Building the model is straightforward. You only need to compute, for each sale, the sales manager assigned to the customer’s country or region at the time of the sale. You can obtain this with a couple of merge operations—and, most importantly, without having to update the granularity of either the fact table or the dimension.
Regarding SCDs, here is a simple rule of thumb: If possible, try to isolate the slowly changing attribute (or set of attributes) and build a separate dimension for those attributes. You do not need to update the granularity. If the number of attributes is too large, then the best option is to go for the much more complex process of building a full SCD.
Conclusions
SCDs are not easy to manage. Yet, in many cases, it is important to use them because you want to track what happened in a relationship and attempt to predict what might happen in the future. The following are the important points to
remember from this chapter:
What changes is not the dimension. It is a set of attributes of a dimension. Thus, the proper way of expressing the changing nature of your data is to understand what the slowly changing attributes are.

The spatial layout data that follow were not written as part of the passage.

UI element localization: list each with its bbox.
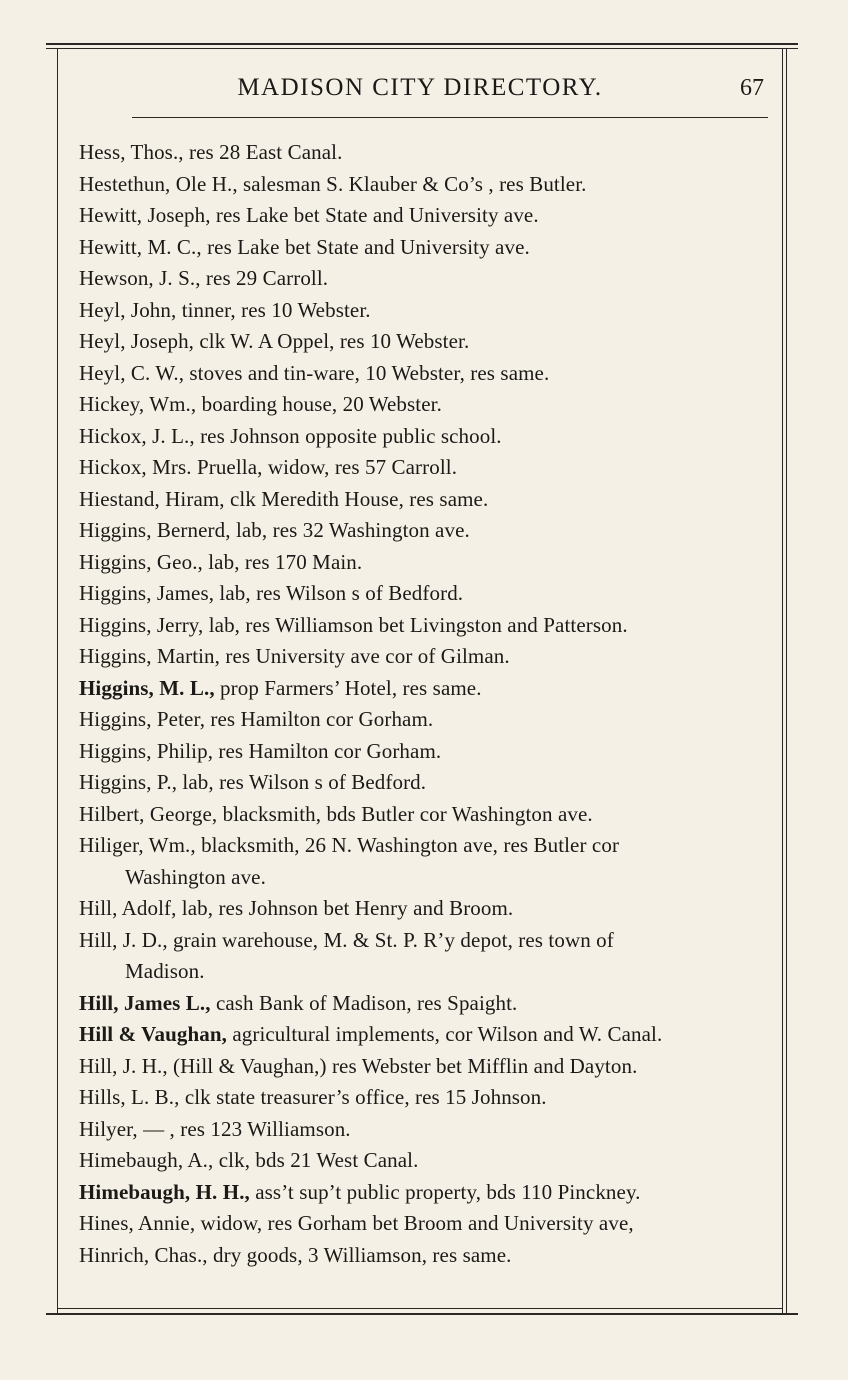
directory-entry: Hiestand, Hiram, clk Meredith House, res same. (79, 486, 489, 511)
directory-entry: Hewitt, M. C., res Lake bet State and University ave. (79, 234, 530, 259)
left-frame-line (57, 49, 58, 1313)
directory-entry: Hickey, Wm., boarding house, 20 Webster. (79, 392, 442, 416)
directory-entry: Hilbert, George, blacksmith, bds Butler cor Washington ave. (79, 801, 593, 826)
directory-entry: Hills, L. B., clk state treasurer’s office, res 15 Johnson. (79, 1085, 547, 1109)
page-header (58, 70, 768, 106)
directory-entry: Heyl, John, tinner, res 10 Webster. (79, 297, 371, 322)
right-frame-line-outer (786, 49, 787, 1313)
directory-entry: Heyl, C. W., stoves and tin-ware, 10 Webster, res same. (79, 360, 550, 385)
right-frame-line (782, 49, 783, 1313)
directory-entry: Hess, Thos., res 28 East Canal. (79, 140, 343, 164)
directory-entry: Hill, J. D., grain warehouse, M. & St. P. R’y depot, res town of (79, 927, 614, 952)
directory-entry: Higgins, Martin, res University ave cor of Gilman. (79, 644, 510, 668)
directory-entry: Hill, J. H., (Hill & Vaughan,) res Webster bet Mifflin and Dayton. (79, 1053, 638, 1078)
bottom-border-thin (58, 1308, 782, 1309)
directory-entry-featured: Hill & Vaughan, agricultural implements, cor Wilson and W. Canal. (79, 1022, 663, 1046)
page-number: 67 (740, 75, 764, 101)
entry-name-bold: Higgins, M. L., (79, 675, 215, 700)
entry-name-bold: Himebaugh, H. H., (79, 1179, 250, 1204)
directory-entry-featured: Higgins, M. L., prop Farmers’ Hotel, res same. (79, 675, 482, 700)
directory-entry: Higgins, Bernerd, lab, res 32 Washington ave. (79, 518, 470, 542)
directory-entry: Hestethun, Ole H., salesman S. Klauber & Co’s , res Butler. (79, 171, 587, 196)
directory-entry-continuation: Washington ave. (125, 864, 266, 889)
entry-name-bold: Hill, James L., (79, 990, 211, 1015)
page-title: MADISON CITY DIRECTORY. (237, 74, 603, 101)
top-border-thick (46, 43, 798, 45)
directory-entry: Hiliger, Wm., blacksmith, 26 N. Washington ave, res Butler cor (79, 833, 620, 857)
directory-entry: Higgins, Peter, res Hamilton cor Gorham. (79, 707, 434, 731)
directory-entry-featured: Himebaugh, H. H., ass’t sup’t public property, bds 110 Pinckney. (79, 1179, 641, 1204)
directory-entry: Hickox, J. L., res Johnson opposite public school. (79, 423, 502, 448)
directory-entry: Hewson, J. S., res 29 Carroll. (79, 266, 329, 290)
directory-entry: Higgins, Jerry, lab, res Williamson bet Livingston and Patterson. (79, 612, 628, 637)
directory-entry: Hilyer, — , res 123 Williamson. (79, 1116, 351, 1141)
directory-entry-continuation: Madison. (125, 959, 205, 983)
entry-name-bold: Hill & Vaughan, (79, 1022, 227, 1046)
top-border-thin (46, 48, 798, 49)
bottom-border-thick (46, 1313, 798, 1315)
directory-entry: Hinrich, Chas., dry goods, 3 Williamson, res same. (79, 1242, 512, 1267)
directory-entry: Hill, Adolf, lab, res Johnson bet Henry and Broom. (79, 896, 514, 920)
directory-entry: Heyl, Joseph, clk W. A Oppel, res 10 Webster. (79, 329, 470, 353)
directory-entry: Hewitt, Joseph, res Lake bet State and University ave. (79, 203, 539, 227)
directory-entry: Himebaugh, A., clk, bds 21 West Canal. (79, 1148, 419, 1172)
directory-entry: Higgins, P., lab, res Wilson s of Bedford. (79, 770, 427, 794)
directory-entry: Higgins, Geo., lab, res 170 Main. (79, 549, 363, 574)
directory-entry-featured: Hill, James L., cash Bank of Madison, res Spaight. (79, 990, 518, 1015)
directory-entry: Higgins, James, lab, res Wilson s of Bedford. (79, 581, 464, 605)
directory-entry: Higgins, Philip, res Hamilton cor Gorham. (79, 738, 442, 763)
directory-entry: Hines, Annie, widow, res Gorham bet Broom and University ave, (79, 1211, 634, 1235)
directory-entry: Hickox, Mrs. Pruella, widow, res 57 Carroll. (79, 455, 458, 479)
header-underline (132, 117, 768, 118)
directory-entries (79, 137, 769, 1271)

You use historical attributes when analyzing the past. You use current attributes when projecting the current data to forecast the future.
If you have a small set of slowly changing attributes, you can safely denormalize them in the fact table. If a dimension is needed for those attributes, you can build a historical dimension as a separate one.
If the number of attributes is too large, you must follow the SCD pattern, knowing that the loading process will be much more complex and errorprone.
If you build an SCD, you must move the granularity of both the fact table and the dimension to the version of the entity instead of the original entity.
When you manage SCDs, most of the counting calculations must be adjusted to handle the new granularity, typically by using a distinct count instead of simple counts.